A method for the detection of Cryptosporidium parvum oocysts in milk was developed on the basis of optimizing microfiltration and elution of the material from the filter, and using a previously developed highly sensitive downstream detection by real-time polymerase chain reaction. The method involves heating of milk to 40 degrees C, microfiltration through a membrane microfilter made of a mixture of cellulose acetate and cellulose nitrate (pore size, 3.0 mum), elution of the material from the filter by a solution containing sodium pyrophosphate and Tween 80 in a shaker, rapid DNA extraction using a Chelex-based agent, and single-tube nested real-time PCR. The detection limit of the method is 10 C. parvum oocysts per 100 ml of milk. The developed method may be useful for specific and sensitive control of contamination of milk by C. parvum oocysts.

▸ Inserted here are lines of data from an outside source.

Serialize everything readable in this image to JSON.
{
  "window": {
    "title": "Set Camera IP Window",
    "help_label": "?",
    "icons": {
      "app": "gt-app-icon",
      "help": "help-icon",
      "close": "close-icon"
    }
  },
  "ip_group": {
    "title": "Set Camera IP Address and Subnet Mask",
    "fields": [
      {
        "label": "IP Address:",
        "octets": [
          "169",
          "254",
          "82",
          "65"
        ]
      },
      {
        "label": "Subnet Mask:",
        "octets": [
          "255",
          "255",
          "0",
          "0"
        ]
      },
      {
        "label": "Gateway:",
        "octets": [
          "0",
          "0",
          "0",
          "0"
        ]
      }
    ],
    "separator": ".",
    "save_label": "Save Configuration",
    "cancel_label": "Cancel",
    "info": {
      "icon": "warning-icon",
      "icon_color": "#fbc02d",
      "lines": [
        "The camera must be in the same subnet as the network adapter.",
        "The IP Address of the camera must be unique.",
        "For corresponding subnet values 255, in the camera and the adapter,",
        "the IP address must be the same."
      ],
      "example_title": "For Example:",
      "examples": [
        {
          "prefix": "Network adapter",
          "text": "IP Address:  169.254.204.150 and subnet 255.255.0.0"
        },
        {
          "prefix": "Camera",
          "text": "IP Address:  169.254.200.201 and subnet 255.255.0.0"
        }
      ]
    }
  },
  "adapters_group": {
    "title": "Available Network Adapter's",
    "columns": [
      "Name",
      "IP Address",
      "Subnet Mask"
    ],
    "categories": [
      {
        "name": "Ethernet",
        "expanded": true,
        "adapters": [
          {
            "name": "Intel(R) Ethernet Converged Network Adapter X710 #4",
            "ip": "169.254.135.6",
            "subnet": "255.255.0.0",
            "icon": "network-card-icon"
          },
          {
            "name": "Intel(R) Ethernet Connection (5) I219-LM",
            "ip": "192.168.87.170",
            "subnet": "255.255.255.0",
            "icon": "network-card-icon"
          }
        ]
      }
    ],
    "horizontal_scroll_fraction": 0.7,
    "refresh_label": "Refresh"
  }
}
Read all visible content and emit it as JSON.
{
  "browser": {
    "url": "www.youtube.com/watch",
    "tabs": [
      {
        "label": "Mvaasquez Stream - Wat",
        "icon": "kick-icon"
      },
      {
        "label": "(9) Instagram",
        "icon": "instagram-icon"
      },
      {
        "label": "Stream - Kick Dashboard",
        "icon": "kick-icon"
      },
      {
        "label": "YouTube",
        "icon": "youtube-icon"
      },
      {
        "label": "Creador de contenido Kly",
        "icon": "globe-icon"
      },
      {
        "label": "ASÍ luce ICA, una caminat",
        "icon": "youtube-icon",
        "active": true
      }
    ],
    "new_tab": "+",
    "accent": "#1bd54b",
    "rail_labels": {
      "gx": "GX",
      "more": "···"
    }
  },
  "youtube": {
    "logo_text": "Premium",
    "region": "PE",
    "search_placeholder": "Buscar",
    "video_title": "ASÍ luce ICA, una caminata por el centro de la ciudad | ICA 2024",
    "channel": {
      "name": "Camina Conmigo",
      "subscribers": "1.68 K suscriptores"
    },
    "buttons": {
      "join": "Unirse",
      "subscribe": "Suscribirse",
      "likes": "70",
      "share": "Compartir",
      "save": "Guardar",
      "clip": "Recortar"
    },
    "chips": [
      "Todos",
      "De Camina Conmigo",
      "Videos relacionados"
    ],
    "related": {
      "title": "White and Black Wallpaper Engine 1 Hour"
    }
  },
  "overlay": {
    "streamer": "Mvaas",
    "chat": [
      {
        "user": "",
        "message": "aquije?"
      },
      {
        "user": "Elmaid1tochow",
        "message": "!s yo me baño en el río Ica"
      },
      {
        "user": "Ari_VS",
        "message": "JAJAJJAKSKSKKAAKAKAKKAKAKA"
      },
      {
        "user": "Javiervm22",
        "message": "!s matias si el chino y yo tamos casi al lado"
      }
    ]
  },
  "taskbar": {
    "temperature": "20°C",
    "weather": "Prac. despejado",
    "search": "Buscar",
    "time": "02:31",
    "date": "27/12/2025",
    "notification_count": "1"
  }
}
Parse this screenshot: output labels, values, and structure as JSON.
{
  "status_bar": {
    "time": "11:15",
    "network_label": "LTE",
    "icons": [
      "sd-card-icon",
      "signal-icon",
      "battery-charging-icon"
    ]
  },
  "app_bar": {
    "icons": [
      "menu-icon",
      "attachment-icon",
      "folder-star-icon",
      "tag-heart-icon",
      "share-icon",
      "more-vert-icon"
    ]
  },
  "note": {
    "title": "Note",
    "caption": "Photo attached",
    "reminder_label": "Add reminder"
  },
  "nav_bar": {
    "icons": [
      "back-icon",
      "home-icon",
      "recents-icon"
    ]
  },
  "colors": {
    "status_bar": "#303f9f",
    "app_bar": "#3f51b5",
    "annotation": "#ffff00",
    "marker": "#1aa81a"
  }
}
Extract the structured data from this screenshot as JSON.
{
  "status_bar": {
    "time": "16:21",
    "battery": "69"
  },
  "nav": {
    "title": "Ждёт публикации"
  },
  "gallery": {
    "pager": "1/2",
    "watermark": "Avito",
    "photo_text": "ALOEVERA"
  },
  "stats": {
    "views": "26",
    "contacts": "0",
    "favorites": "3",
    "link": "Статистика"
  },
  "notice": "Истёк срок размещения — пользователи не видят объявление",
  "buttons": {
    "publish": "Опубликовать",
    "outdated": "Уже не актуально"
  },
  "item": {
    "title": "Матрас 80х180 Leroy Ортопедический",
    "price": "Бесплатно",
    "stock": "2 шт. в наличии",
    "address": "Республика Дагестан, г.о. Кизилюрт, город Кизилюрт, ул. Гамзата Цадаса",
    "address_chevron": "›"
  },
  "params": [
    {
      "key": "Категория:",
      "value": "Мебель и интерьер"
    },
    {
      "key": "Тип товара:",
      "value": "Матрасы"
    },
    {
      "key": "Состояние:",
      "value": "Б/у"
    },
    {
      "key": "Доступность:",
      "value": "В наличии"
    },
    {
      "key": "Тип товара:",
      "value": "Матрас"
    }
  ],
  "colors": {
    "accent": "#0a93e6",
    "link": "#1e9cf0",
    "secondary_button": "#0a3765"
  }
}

机译:在优化微滤和从过滤器中洗脱物质的基础上,并使用先前开发的通过实时聚合酶链进行的高度灵敏的下游检测方法,开发了一种检测牛奶中隐孢子虫卵囊的方法。反应。该方法包括将牛奶加热到40摄氏度,通过由醋酸纤维素和硝酸纤维素(孔径3.0毫米)的混合物制成的膜式微滤器进行微滤,并通过含焦磷酸钠和吐温80的溶液从过滤器中洗脱材料。在摇床中,使用基于Chelex的试剂快速提取DNA,并进行单管嵌套实时PCR。该方法的检出限为10℃。每100毫升牛奶中的小卵囊。所开发的方法可用于特异性和灵敏地控制iC对牛奶的污染。小卵囊。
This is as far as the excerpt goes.